Many articles offered no reasons; they just reported a death as a suicide. But, in 1993, eighteen articles mentioned mental illness as the cause, while 140 blamed the suicide on personal problems like custody battles or financial ruin. The articles from 2003 were similarly disproportionate: mental health was mentioned only twenty times, while 107 suicides were attributed to situational problems.

“Americans are in part still blaming individuals for suicide, instead of accepting the role of mental illness,” Boudry concludes. “Culturally, Americans seek to understand why someone would commit suicide instead of accepting mental illness as the likely culprit. The illness is generally the why.”

So is the cultural stigma that haunts our idea of suicide really a stigma about mental illness? And could this be another cultural vestige of dogma? Am I still in some way conflating mind with soul? In other words, do I still tacitly deem mental illness a kind of “soul-sickness” rather than a chemical imbalance or a neurological disorder?

Edwin Schneidman also coined the term “psychache.” It was a word he used as a label for a kind of unremitting psychological pain. The agony of “excessively felt shame or guilt, or humiliation, or loneliness, or loss, or sadness, or dread of growing old, or of dying badly.” It is, in a sense, the psychological equivalent of a painful disease that does not respond to therapy and severely affects one’s quality of life.

But Schneidman’s two ideas—psychache and psychological autopsy—seem at odds to me. Can any post hoc gathering of information ever let us understand the psychache that leads to suicide if we have never felt it ourselves?
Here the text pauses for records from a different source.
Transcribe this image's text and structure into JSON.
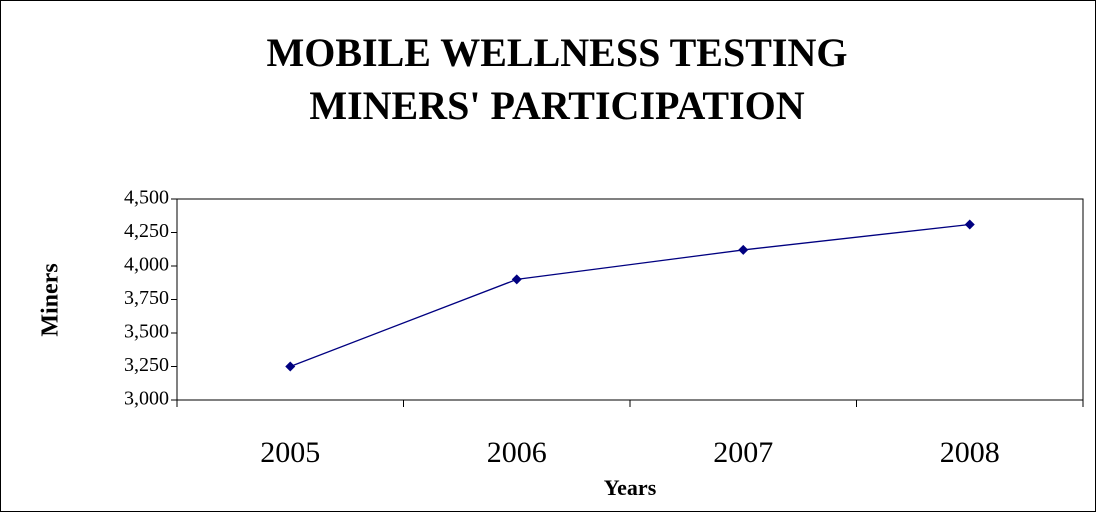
{
  "chart_data": {
    "type": "line",
    "title": [
      "MOBILE WELLNESS TESTING",
      "MINERS' PARTICIPATION"
    ],
    "x_label": "Years",
    "y_label": "Miners",
    "categories": [
      "2005",
      "2006",
      "2007",
      "2008"
    ],
    "series": [
      {
        "name": "Miners",
        "color": "#000080",
        "values": [
          3250,
          3900,
          4120,
          4310
        ]
      }
    ],
    "ylim": [
      3000,
      4500
    ],
    "yticks": [
      {
        "value": 3000,
        "label": "3,000"
      },
      {
        "value": 3250,
        "label": "3,250"
      },
      {
        "value": 3500,
        "label": "3,500"
      },
      {
        "value": 3750,
        "label": "3,750"
      },
      {
        "value": 4000,
        "label": "4,000"
      },
      {
        "value": 4250,
        "label": "4,250"
      },
      {
        "value": 4500,
        "label": "4,500"
      }
    ],
    "grid": false
  }
}
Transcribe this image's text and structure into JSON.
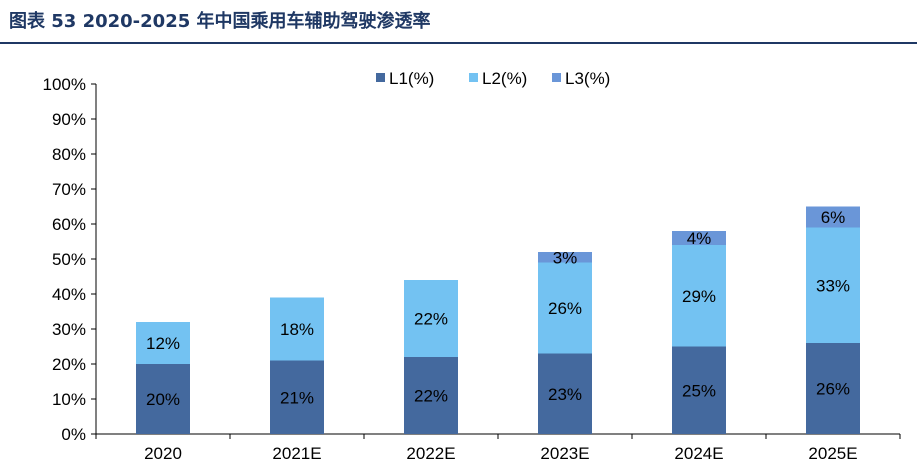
{
  "figure": {
    "title": "图表 53 2020-2025 年中国乘用车辅助驾驶渗透率"
  },
  "chart_data": {
    "type": "bar",
    "stacked": true,
    "categories": [
      "2020",
      "2021E",
      "2022E",
      "2023E",
      "2024E",
      "2025E"
    ],
    "series": [
      {
        "name": "L1(%)",
        "color": "#44699e",
        "values": [
          20,
          21,
          22,
          23,
          25,
          26
        ],
        "labels": [
          "20%",
          "21%",
          "22%",
          "23%",
          "25%",
          "26%"
        ]
      },
      {
        "name": "L2(%)",
        "color": "#73c2f2",
        "values": [
          12,
          18,
          22,
          26,
          29,
          33
        ],
        "labels": [
          "12%",
          "18%",
          "22%",
          "26%",
          "29%",
          "33%"
        ]
      },
      {
        "name": "L3(%)",
        "color": "#6a96d8",
        "values": [
          0,
          0,
          0,
          3,
          4,
          6
        ],
        "labels": [
          "",
          "",
          "",
          "3%",
          "4%",
          "6%"
        ]
      }
    ],
    "ylim": [
      0,
      100
    ],
    "yticks": [
      0,
      10,
      20,
      30,
      40,
      50,
      60,
      70,
      80,
      90,
      100
    ],
    "ytick_labels": [
      "0%",
      "10%",
      "20%",
      "30%",
      "40%",
      "50%",
      "60%",
      "70%",
      "80%",
      "90%",
      "100%"
    ],
    "grid": false,
    "legend": "top-center"
  }
}
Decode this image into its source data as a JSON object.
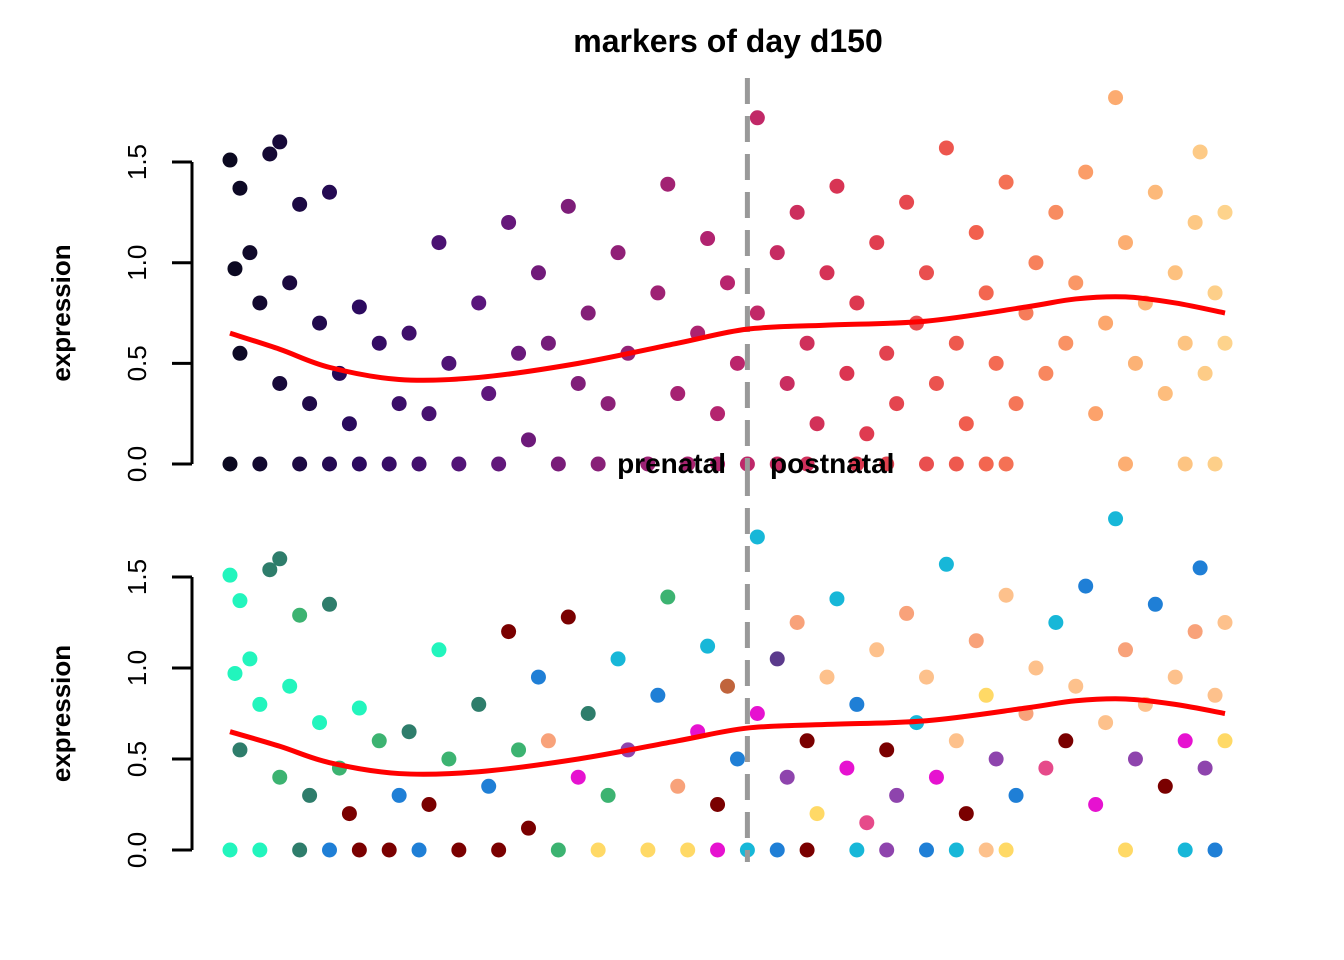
{
  "chart_data": {
    "type": "scatter",
    "title": "markers of day d150",
    "panels": [
      {
        "ylabel": "expression",
        "yticks": [
          "0.0",
          "0.5",
          "1.0",
          "1.5"
        ],
        "ylim": [
          0,
          1.9
        ],
        "coloring": "gradient"
      },
      {
        "ylabel": "expression",
        "yticks": [
          "0.0",
          "0.5",
          "1.0",
          "1.5"
        ],
        "ylim": [
          0,
          1.85
        ],
        "coloring": "categorical"
      }
    ],
    "annotations": {
      "left": "prenatal",
      "right": "postnatal"
    },
    "divider_x": 0.52,
    "grid": false,
    "gradient_colors": [
      "#0b0920",
      "#2a0a5e",
      "#5a167c",
      "#8a2078",
      "#b8246e",
      "#dc3650",
      "#f2604e",
      "#fca56c",
      "#fdd38c"
    ],
    "categorical_colors": [
      "#22f5bd",
      "#2e7d6b",
      "#3cb371",
      "#7a0000",
      "#1f7fd6",
      "#e612d0",
      "#f8a27a",
      "#17b7d8",
      "#8e44ad",
      "#ffd966",
      "#c0643c",
      "#5b3a8c",
      "#fdc18c",
      "#e64a8a"
    ],
    "smooth_color": "#ff0000",
    "divider_color": "#999999",
    "smooth": {
      "x": [
        0,
        0.05,
        0.1,
        0.17,
        0.25,
        0.35,
        0.45,
        0.52,
        0.6,
        0.7,
        0.8,
        0.85,
        0.9,
        0.95,
        1
      ],
      "y": [
        0.65,
        0.57,
        0.48,
        0.42,
        0.43,
        0.5,
        0.6,
        0.67,
        0.69,
        0.71,
        0.78,
        0.82,
        0.83,
        0.8,
        0.75
      ]
    },
    "points": [
      [
        0.0,
        1.51,
        0
      ],
      [
        0.01,
        1.37,
        0
      ],
      [
        0.005,
        0.97,
        0
      ],
      [
        0.01,
        0.55,
        1
      ],
      [
        0.02,
        1.05,
        0
      ],
      [
        0.03,
        0.8,
        0
      ],
      [
        0.04,
        1.54,
        1
      ],
      [
        0.05,
        1.6,
        1
      ],
      [
        0.05,
        0.4,
        2
      ],
      [
        0.06,
        0.9,
        0
      ],
      [
        0.07,
        1.29,
        2
      ],
      [
        0.08,
        0.3,
        1
      ],
      [
        0.09,
        0.7,
        0
      ],
      [
        0.1,
        1.35,
        1
      ],
      [
        0.11,
        0.45,
        2
      ],
      [
        0.12,
        0.2,
        3
      ],
      [
        0.13,
        0.78,
        0
      ],
      [
        0.15,
        0.6,
        2
      ],
      [
        0.17,
        0.3,
        4
      ],
      [
        0.18,
        0.65,
        1
      ],
      [
        0.2,
        0.25,
        3
      ],
      [
        0.21,
        1.1,
        0
      ],
      [
        0.22,
        0.5,
        2
      ],
      [
        0.23,
        0.0,
        3
      ],
      [
        0.25,
        0.8,
        1
      ],
      [
        0.26,
        0.35,
        4
      ],
      [
        0.28,
        1.2,
        3
      ],
      [
        0.29,
        0.55,
        2
      ],
      [
        0.3,
        0.12,
        3
      ],
      [
        0.31,
        0.95,
        4
      ],
      [
        0.32,
        0.6,
        6
      ],
      [
        0.34,
        1.28,
        3
      ],
      [
        0.35,
        0.4,
        5
      ],
      [
        0.36,
        0.75,
        1
      ],
      [
        0.38,
        0.3,
        2
      ],
      [
        0.39,
        1.05,
        7
      ],
      [
        0.4,
        0.55,
        8
      ],
      [
        0.42,
        0.0,
        9
      ],
      [
        0.43,
        0.85,
        4
      ],
      [
        0.44,
        1.39,
        2
      ],
      [
        0.45,
        0.35,
        6
      ],
      [
        0.47,
        0.65,
        5
      ],
      [
        0.48,
        1.12,
        7
      ],
      [
        0.49,
        0.25,
        3
      ],
      [
        0.5,
        0.9,
        10
      ],
      [
        0.51,
        0.5,
        4
      ],
      [
        0.53,
        1.72,
        7
      ],
      [
        0.53,
        0.75,
        5
      ],
      [
        0.55,
        1.05,
        11
      ],
      [
        0.56,
        0.4,
        8
      ],
      [
        0.57,
        1.25,
        6
      ],
      [
        0.58,
        0.6,
        3
      ],
      [
        0.59,
        0.2,
        9
      ],
      [
        0.6,
        0.95,
        12
      ],
      [
        0.61,
        1.38,
        7
      ],
      [
        0.62,
        0.45,
        5
      ],
      [
        0.63,
        0.8,
        4
      ],
      [
        0.64,
        0.15,
        13
      ],
      [
        0.65,
        1.1,
        12
      ],
      [
        0.66,
        0.55,
        3
      ],
      [
        0.67,
        0.3,
        8
      ],
      [
        0.68,
        1.3,
        6
      ],
      [
        0.69,
        0.7,
        7
      ],
      [
        0.7,
        0.95,
        12
      ],
      [
        0.71,
        0.4,
        5
      ],
      [
        0.72,
        1.57,
        7
      ],
      [
        0.73,
        0.6,
        12
      ],
      [
        0.74,
        0.2,
        3
      ],
      [
        0.75,
        1.15,
        6
      ],
      [
        0.76,
        0.85,
        9
      ],
      [
        0.77,
        0.5,
        8
      ],
      [
        0.78,
        1.4,
        12
      ],
      [
        0.79,
        0.3,
        4
      ],
      [
        0.8,
        0.75,
        6
      ],
      [
        0.81,
        1.0,
        12
      ],
      [
        0.82,
        0.45,
        13
      ],
      [
        0.83,
        1.25,
        7
      ],
      [
        0.84,
        0.6,
        3
      ],
      [
        0.85,
        0.9,
        12
      ],
      [
        0.86,
        1.45,
        4
      ],
      [
        0.87,
        0.25,
        5
      ],
      [
        0.88,
        0.7,
        12
      ],
      [
        0.89,
        1.82,
        7
      ],
      [
        0.9,
        1.1,
        6
      ],
      [
        0.91,
        0.5,
        8
      ],
      [
        0.92,
        0.8,
        12
      ],
      [
        0.93,
        1.35,
        4
      ],
      [
        0.94,
        0.35,
        3
      ],
      [
        0.95,
        0.95,
        12
      ],
      [
        0.96,
        0.6,
        5
      ],
      [
        0.97,
        1.2,
        6
      ],
      [
        0.98,
        0.45,
        8
      ],
      [
        0.99,
        0.85,
        12
      ],
      [
        1.0,
        1.25,
        12
      ],
      [
        1.0,
        0.6,
        9
      ],
      [
        0.975,
        1.55,
        4
      ],
      [
        0.9,
        0.0,
        9
      ],
      [
        0.96,
        0.0,
        7
      ],
      [
        0.99,
        0.0,
        4
      ],
      [
        0.0,
        0.0,
        0
      ],
      [
        0.03,
        0.0,
        0
      ],
      [
        0.07,
        0.0,
        1
      ],
      [
        0.1,
        0.0,
        4
      ],
      [
        0.13,
        0.0,
        3
      ],
      [
        0.16,
        0.0,
        3
      ],
      [
        0.19,
        0.0,
        4
      ],
      [
        0.27,
        0.0,
        3
      ],
      [
        0.33,
        0.0,
        2
      ],
      [
        0.37,
        0.0,
        9
      ],
      [
        0.46,
        0.0,
        9
      ],
      [
        0.49,
        0.0,
        5
      ],
      [
        0.52,
        0.0,
        7
      ],
      [
        0.55,
        0.0,
        4
      ],
      [
        0.58,
        0.0,
        3
      ],
      [
        0.63,
        0.0,
        7
      ],
      [
        0.66,
        0.0,
        8
      ],
      [
        0.7,
        0.0,
        4
      ],
      [
        0.73,
        0.0,
        7
      ],
      [
        0.76,
        0.0,
        12
      ],
      [
        0.78,
        0.0,
        9
      ]
    ]
  }
}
Do I have any grounds for assuming that my father’s physical suffering was qualitatively different than the mental pain that leads a physically healthy man or woman to suicide?

In her 1979 essay collection, The White Album, Joan Didion talks about our need to fashion our lives into some kind of narrative we can make sense of. The alternative—senselessness—is simply too bleak an option. “We tell ourselves stories in order to live,” Didion writes. “We look for the sermon in suicide, for the social or moral lesson in the murder of five.”

The need to find a kind of sermon in suicide is understandable. We want the stories of our lives to make sense. We prefer the rational over the irrational. When it comes to suicide perhaps we also want a comforting narrative that will explain why we are not like them.

I wish my father had had a much briefer and less painful death, and I would have wholeheartedly supported his decision if he had chosen to chew the morphine pill and avoid those last few weeks of senseless torment. But I have no idea why I demur from allowing the same option to those whose unremitting pain is “merely” mental, who are physically capable of living on for years but do not want to do so. Ultimately, I suppose, the way we talk about suicide, even elder suicide, reflects the bigger, supremely complicated question of how we think about humanity—what it means to be in pain, what it means to be rational, which choices should be collective, and which should be autonomous.